Her signature is scrawled above the title "concerned wife."
There were exceptions though, notably for comic cons like the one in San Diego or New York. "If you don't get them then, you end up having to pay eBay prices which we weren't about to do."
The contract, first posted more than a year ago, recently resurfaced online and has been the subject of much trolling. Commenters have been speculating the couple's divorce. Others have theorized that Bouhuys' wife doesn't even exist.
"It's just so bizarre that there are people out there that have nothing better to do with their lives than to insult and hurt other people that they don't know," he says. "My collecting of pops has no impact on anyone else's life. You know, seeing that people are saying I should kill myself and these things, it's so bizarre."
'She loves pops just as much as I do'
Bouhuys started collecting in 2013 and figures he now has more than 1,400 Funko items. He collects certain lines — WWE wrestlers, horror movies, Batman characters. He thinks they are great "talking points."
"It's putting my personality out there and on display. So if you look at [them], you could say 'OK so he's interested in these following things.'"
And though the contract suggests otherwise, his wife is a collector too.
"She loves pops just as much as I do if not at this point more especially with all the Disney ones that she has," he says. "It is definitely not a situation where we're going to end up in a courtroom divvying out Beanie Babies as some people have suggested."
For Bouhuys, it's more than just a fad. He says collecting makes the couple happy.

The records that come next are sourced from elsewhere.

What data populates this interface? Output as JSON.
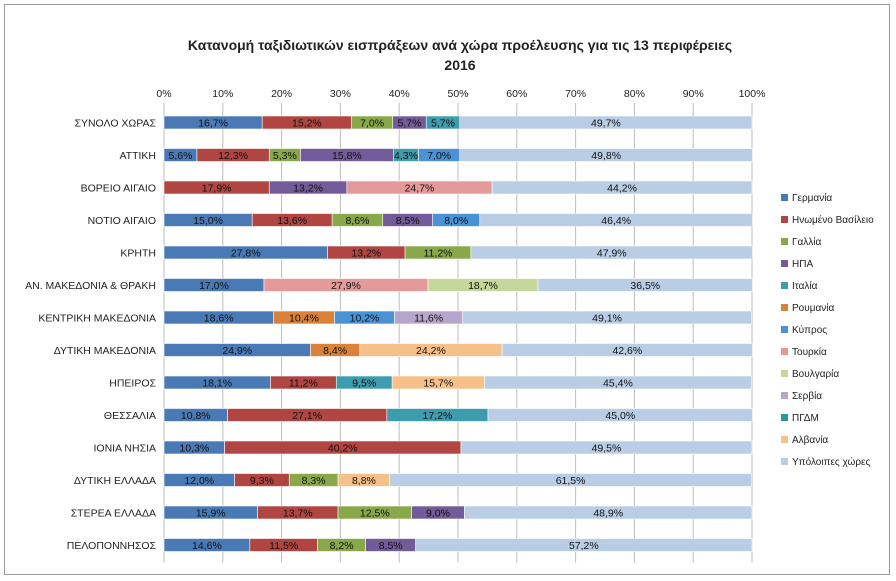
{
  "chart_data": {
    "type": "bar",
    "orientation": "horizontal",
    "stacked": "percent",
    "title": "Κατανομή ταξιδιωτικών  εισπράξεων ανά χώρα προέλευσης για τις 13 περιφέρειες",
    "subtitle": "2016",
    "xlim": [
      0,
      100
    ],
    "x_ticks": [
      "0%",
      "10%",
      "20%",
      "30%",
      "40%",
      "50%",
      "60%",
      "70%",
      "80%",
      "90%",
      "100%"
    ],
    "grid": true,
    "legend_position": "right",
    "categories": [
      "ΣΥΝΟΛΟ ΧΩΡΑΣ",
      "ΑΤΤΙΚΗ",
      "ΒΟΡΕΙΟ ΑΙΓΑΙΟ",
      "ΝΟΤΙΟ ΑΙΓΑΙΟ",
      "ΚΡΗΤΗ",
      "ΑΝ. ΜΑΚΕΔΟΝΙΑ & ΘΡΑΚΗ",
      "ΚΕΝΤΡΙΚΗ ΜΑΚΕΔΟΝΙΑ",
      "ΔΥΤΙΚΗ ΜΑΚΕΔΟΝΙΑ",
      "ΗΠΕΙΡΟΣ",
      "ΘΕΣΣΑΛΙΑ",
      "ΙΟΝΙΑ ΝΗΣΙΑ",
      "ΔΥΤΙΚΗ ΕΛΛΑΔΑ",
      "ΣΤΕΡΕΑ ΕΛΛΑΔΑ",
      "ΠΕΛΟΠΟΝΝΗΣΟΣ"
    ],
    "series": [
      {
        "name": "Γερμανία",
        "color": "#4a7ab5",
        "values": [
          16.7,
          5.6,
          0,
          15.0,
          27.8,
          17.0,
          18.6,
          24.9,
          18.1,
          10.8,
          10.3,
          12.0,
          15.9,
          14.6
        ],
        "labels": [
          "16,7%",
          "5,6%",
          "",
          "15,0%",
          "27,8%",
          "17,0%",
          "18,6%",
          "24,9%",
          "18,1%",
          "10,8%",
          "10,3%",
          "12,0%",
          "15,9%",
          "14,6%"
        ]
      },
      {
        "name": "Ηνωμένο Βασίλειο",
        "color": "#b04542",
        "values": [
          15.2,
          12.3,
          17.9,
          13.6,
          13.2,
          0,
          0,
          0,
          11.2,
          27.1,
          40.2,
          9.3,
          13.7,
          11.5
        ],
        "labels": [
          "15,2%",
          "12,3%",
          "17,9%",
          "13,6%",
          "13,2%",
          "",
          "",
          "",
          "11,2%",
          "27,1%",
          "40,2%",
          "9,3%",
          "13,7%",
          "11,5%"
        ]
      },
      {
        "name": "Γαλλία",
        "color": "#88a84a",
        "values": [
          7.0,
          5.3,
          0,
          8.6,
          11.2,
          0,
          0,
          0,
          0,
          0,
          0,
          8.3,
          12.5,
          8.2
        ],
        "labels": [
          "7,0%",
          "5,3%",
          "",
          "8,6%",
          "11,2%",
          "",
          "",
          "",
          "",
          "",
          "",
          "8,3%",
          "12,5%",
          "8,2%"
        ]
      },
      {
        "name": "ΗΠΑ",
        "color": "#735a98",
        "values": [
          5.7,
          15.8,
          13.2,
          8.5,
          0,
          0,
          0,
          0,
          0,
          0,
          0,
          0,
          9.0,
          8.5
        ],
        "labels": [
          "5,7%",
          "15,8%",
          "13,2%",
          "8,5%",
          "",
          "",
          "",
          "",
          "",
          "",
          "",
          "",
          "9,0%",
          "8,5%"
        ]
      },
      {
        "name": "Ιταλία",
        "color": "#3d9cae",
        "values": [
          5.7,
          4.3,
          0,
          0,
          0,
          0,
          0,
          0,
          9.5,
          17.2,
          0,
          0,
          0,
          0
        ],
        "labels": [
          "5,7%",
          "4,3%",
          "",
          "",
          "",
          "",
          "",
          "",
          "9,5%",
          "17,2%",
          "",
          "",
          "",
          ""
        ]
      },
      {
        "name": "Ρουμανία",
        "color": "#d9833a",
        "values": [
          0,
          0,
          0,
          0,
          0,
          0,
          10.4,
          8.4,
          0,
          0,
          0,
          0,
          0,
          0
        ],
        "labels": [
          "",
          "",
          "",
          "",
          "",
          "",
          "10,4%",
          "8,4%",
          "",
          "",
          "",
          "",
          "",
          ""
        ]
      },
      {
        "name": "Κύπρος",
        "color": "#4a92d6",
        "values": [
          0,
          7.0,
          0,
          8.0,
          0,
          0,
          10.2,
          0,
          0,
          0,
          0,
          0,
          0,
          0
        ],
        "labels": [
          "",
          "7,0%",
          "",
          "8,0%",
          "",
          "",
          "10,2%",
          "",
          "",
          "",
          "",
          "",
          "",
          ""
        ]
      },
      {
        "name": "Τουρκία",
        "color": "#e59a9a",
        "values": [
          0,
          0,
          24.7,
          0,
          0,
          27.9,
          0,
          0,
          0,
          0,
          0,
          0,
          0,
          0
        ],
        "labels": [
          "",
          "",
          "24,7%",
          "",
          "",
          "27,9%",
          "",
          "",
          "",
          "",
          "",
          "",
          "",
          ""
        ]
      },
      {
        "name": "Βουλγαρία",
        "color": "#c5d79a",
        "values": [
          0,
          0,
          0,
          0,
          0,
          18.7,
          0,
          0,
          0,
          0,
          0,
          0,
          0,
          0
        ],
        "labels": [
          "",
          "",
          "",
          "",
          "",
          "18,7%",
          "",
          "",
          "",
          "",
          "",
          "",
          "",
          ""
        ]
      },
      {
        "name": "Σερβία",
        "color": "#b6a6cc",
        "values": [
          0,
          0,
          0,
          0,
          0,
          0,
          11.6,
          0,
          0,
          0,
          0,
          0,
          0,
          0
        ],
        "labels": [
          "",
          "",
          "",
          "",
          "",
          "",
          "11,6%",
          "",
          "",
          "",
          "",
          "",
          "",
          ""
        ]
      },
      {
        "name": "ΠΓΔΜ",
        "color": "#249a9a",
        "values": [
          0,
          0,
          0,
          0,
          0,
          0,
          0,
          0,
          0,
          0,
          0,
          0,
          0,
          0
        ],
        "labels": [
          "",
          "",
          "",
          "",
          "",
          "",
          "",
          "",
          "",
          "",
          "",
          "",
          "",
          ""
        ]
      },
      {
        "name": "Αλβανία",
        "color": "#f6c08a",
        "values": [
          0,
          0,
          0,
          0,
          0,
          0,
          0,
          24.2,
          15.7,
          0,
          0,
          8.8,
          0,
          0
        ],
        "labels": [
          "",
          "",
          "",
          "",
          "",
          "",
          "",
          "24,2%",
          "15,7%",
          "",
          "",
          "8,8%",
          "",
          ""
        ]
      },
      {
        "name": "Υπόλοιπες χώρες",
        "color": "#b9cde5",
        "values": [
          49.7,
          49.8,
          44.2,
          46.4,
          47.9,
          36.5,
          49.1,
          42.6,
          45.4,
          45.0,
          49.5,
          61.5,
          48.9,
          57.2
        ],
        "labels": [
          "49,7%",
          "49,8%",
          "44,2%",
          "46,4%",
          "47,9%",
          "36,5%",
          "49,1%",
          "42,6%",
          "45,4%",
          "45,0%",
          "49,5%",
          "61,5%",
          "48,9%",
          "57,2%"
        ]
      }
    ]
  }
}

"We don't collect for the purpose of reselling like I feel most people do," he says. "They are things that resemble our personalities and traits ... regardless of what the value is and what the crave is, it's still going to matter to us."
Buying toys instead of cigarettes
Bouhuys spent the first few months closely following the contract, documenting every pops purchase. He admits he's since slipped a bit. The repercussions listed in the contract state that any monthly amount he overspends gets deducted from the next month's budget.
He thinks it could be worse.
"Other people our age would probably go out drinking every weekend," he says.
"Neither of us drink, smoke, do drugs or any of those. So spending $10 or eight dollars on a pop [toy] as opposed to $10 on a pack of cigarettes is OK for us especially when we have something to show for it."